Plus inquiétant encore, entre 2011 et 2015, période où de nombreux états ont souhaité restreindre la consommation de soda, les auteurs ont identifié 29 projets de loi ou équivalents sur lesquels Coca Cola et Pepsi ont fait jouer leur influence. Comme de bien entendu, qu’il s’agisse de la taxe sur les sodas, la publicité, la restriction de la taille des boissons à NYC…toutes visaient à restreindre la consommation de boissons sucrées. Comme on pouvait s’y attendre, sur 28 des 29 propositions (locales, fédérales ou nationales), les positions des deux géants de l’agro n’allaient pas dans le sens de la santé publique. Pour s’opposer aux propositions de loi, les compagnies n’ont d’ailleurs pas lésiné sur les moyens : plus de 6 millions de dollars dépensés par année pour Coca-Cola, plus de 3 millions pour Pepsi et plus d’un million pour American Beverage Association qui défend les intérêts des fabricants de boissons.

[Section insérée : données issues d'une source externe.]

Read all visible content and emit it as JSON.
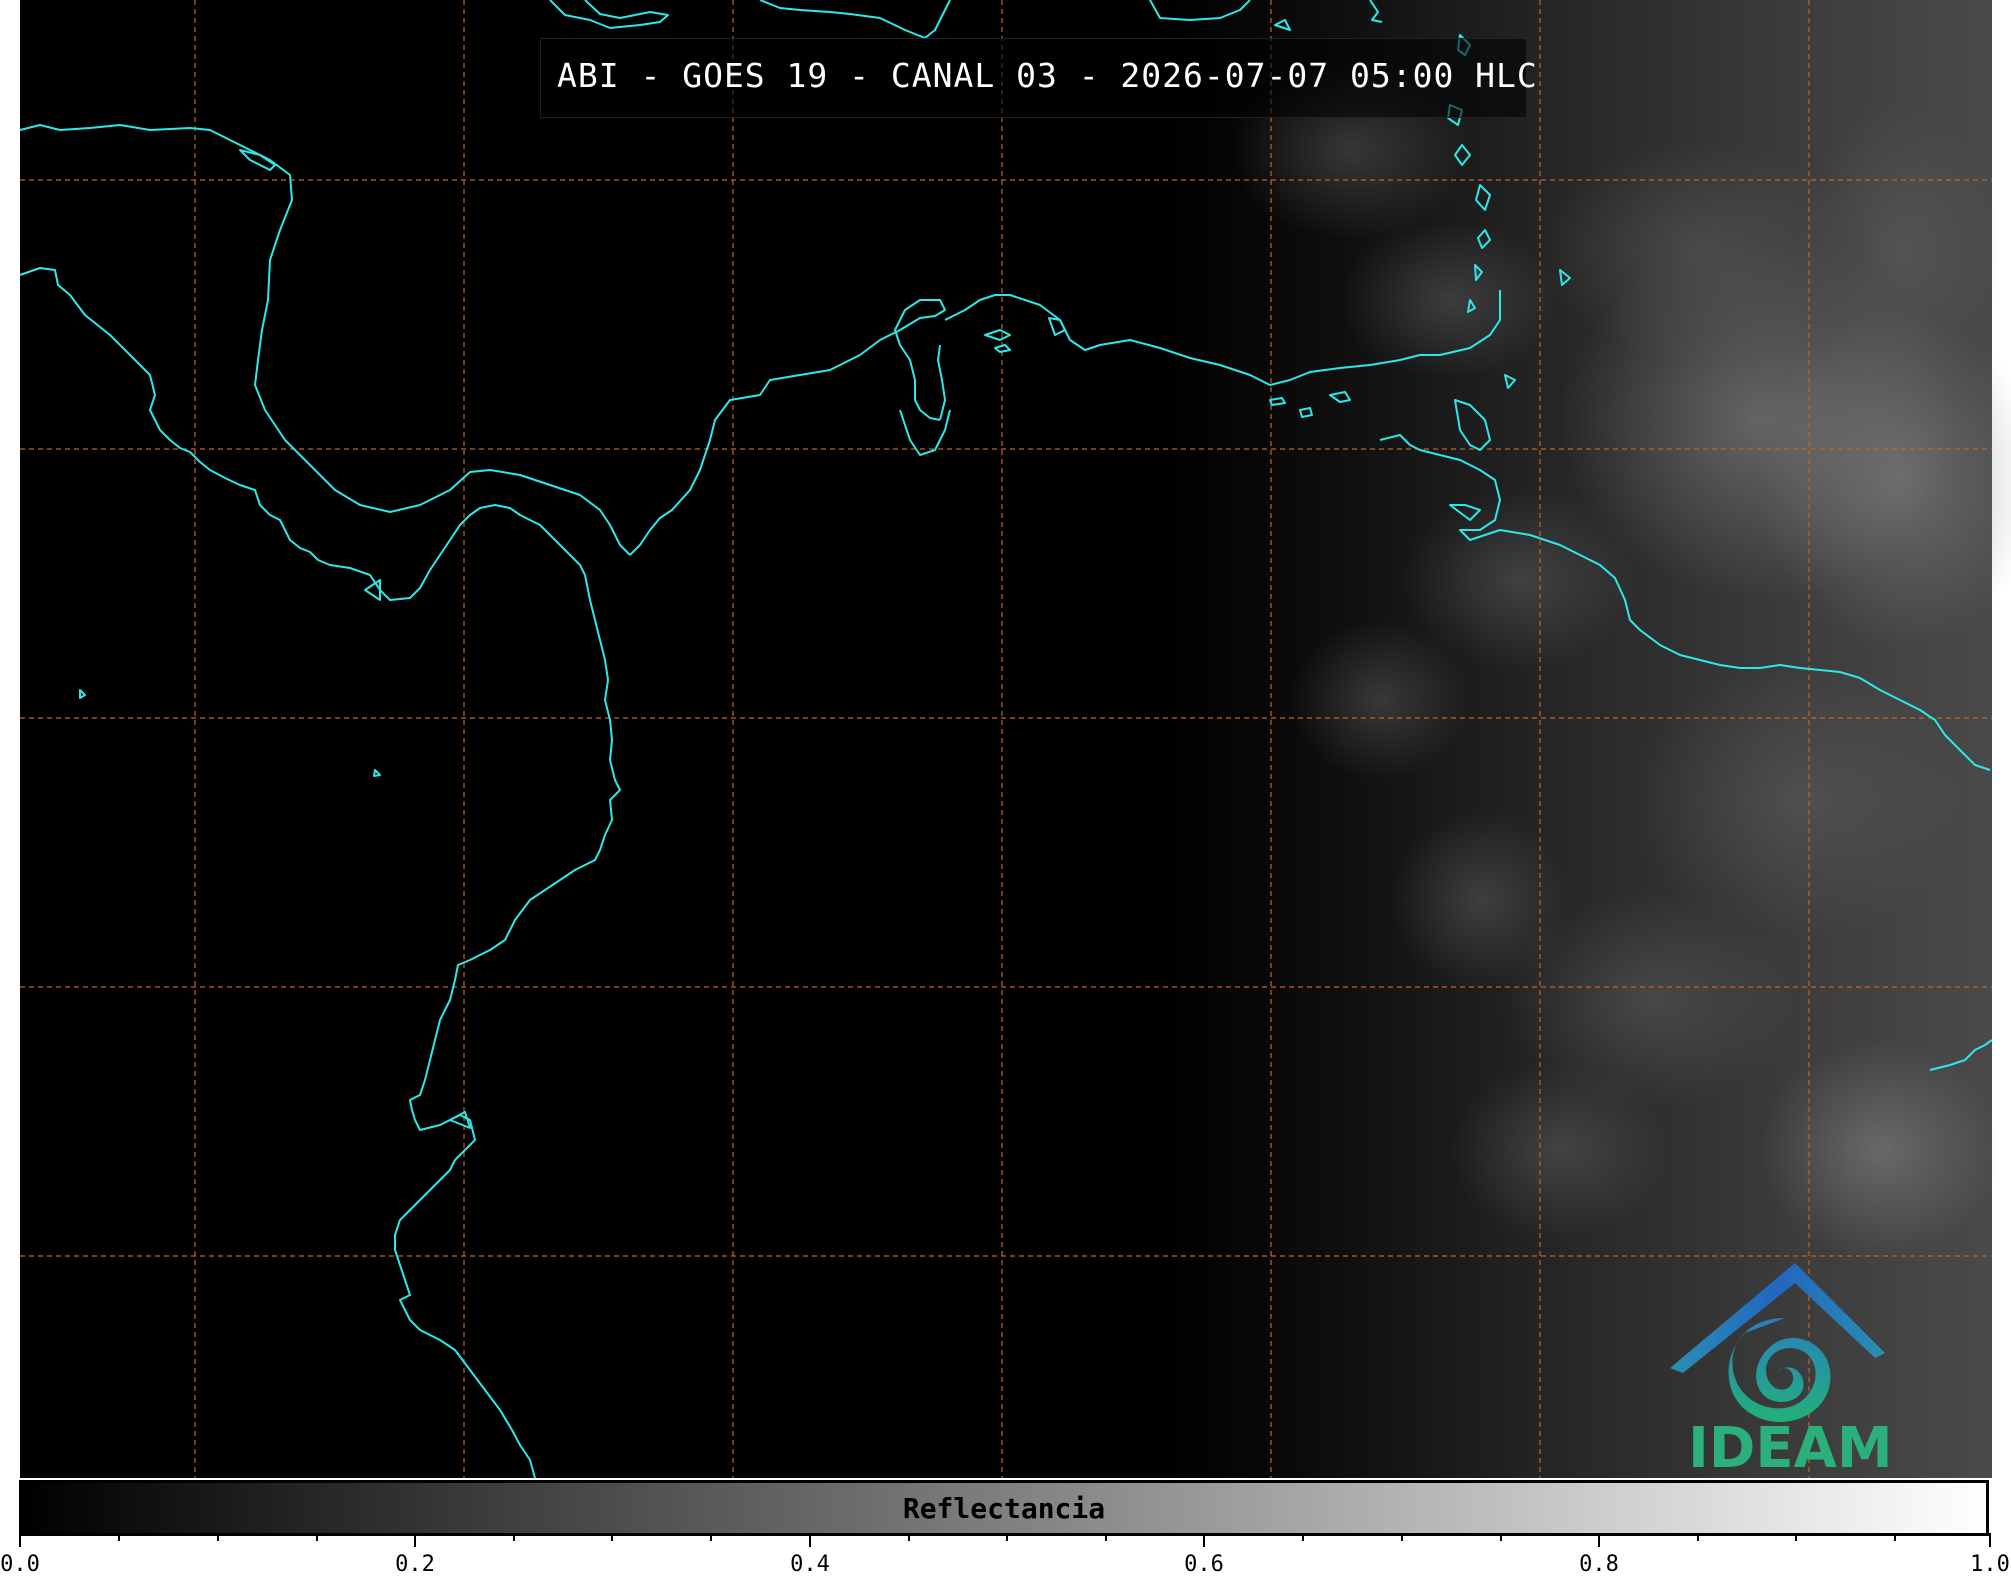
{
  "title": "ABI - GOES 19 - CANAL 03 - 2026-07-07 05:00 HLC",
  "logo": {
    "text": "IDEAM"
  },
  "colorbar": {
    "label": "Reflectancia",
    "ticks": [
      "0.0",
      "0.2",
      "0.4",
      "0.6",
      "0.8",
      "1.0"
    ],
    "range": [
      0.0,
      1.0
    ]
  },
  "colors": {
    "coastline": "#2ee8e8",
    "gridline": "#c0652a",
    "background": "#000000"
  }
}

Exemples d’organisations du domaine de la santé sponsorisées par Coca et Pepsi entre 2011 et 2015 American Cancer Society (ACS) |
Sponsoring : un outil marketing à part entière
« Il faut dire que la philanthropie d’entreprise (corporate philanthropy) est efficace » précisent les auteurs. Il existe des précédents. L’expérience des alcooliers et de l’industrie du tabac a suggéré que « ce sponsoring agissait comme un outil pour bâillonner les organisations susceptibles de prendre position en faveur de mesures de santé publique allant à l’encontre de ces firmes ». Et les auteurs de citer l’exemple de l’organisation Save the Children, qui a tout à coup cessé de promouvoir les taxes contre les sodas après avoir reçu 5 millions de dollars de la part de Coca-cola et PepsiCo en 2009 mais bien sûr en niant que cela ait eu le moindre impact. Que ces organisations s’en défendent ou pas, « le principe de réciprocité est bien là et est assez puissant pour entrainer une réponse positive à une requête qui, si l’on ne s’était pas senti redevable par rapport à un donateur, aurait très probablement conduit à une réponse négative ». Et les auteurs de citer le psychologue Robert Cialdini, spécialiste de la persuasion et du marketing, qui a parfaitement analysé le phénomène.
Mises en cause dans l’article de Daniel Aaron et Michael Siegel, certaines associations n’ont pas manqué de réagir. L’AHA, par le biais d’un communiqué, a indiqué que « le montant reçu figurant sur le site de Coca Cola ne représentait qu’une fraction des 1% de son budget annuel » et « qu’elle allait continuer à utiliser toutes les options possibles pour faire baisser la consommation de boissons sucrées » [4]. De son côté, la Juvenile Diabetes Research Foundation a tenu à clarifier les choses en indiquant « qu’elle soutient la recherche contre le diabète de type 1, une maladie auto-immune, qui n’est pas causée par l’alimentation ou le style de vie ». D’autres (citées plus haut) ont renoncé à être financées par l’industrie agro-alimentaire. L’attitude idéale, selon les chercheurs, qui préconisent de refuser toute aide en provenance de l’industrie des sodas, rappelant qu’ « accepter, c’est créer un lien d’intérêt susceptible de biaiser les comportements en faveur du donateur ».
Si l’article s’est intéressé à ce qui se passe aux Etats-Unis, rien ne permet d’affirmer que la France, ni l’Europe soit épargnées par de tels comportements. Pour preuve que le sujet est d’actualité, un débat pour/contre ur le thème :« Partnering with the food and beverage industry, too high a price to pay » se tenait hier au congrès mondial contre le cancer (31 oct - 3nov, Paris).
Déclaration d’intérêt des auteurs : aucun |
REFERENCES:
Aaron DG, Siegel MB. Sponsorship of National Health Organizations by Two Major Soda Companies. Am J Prev Med. 2016 Oct 3.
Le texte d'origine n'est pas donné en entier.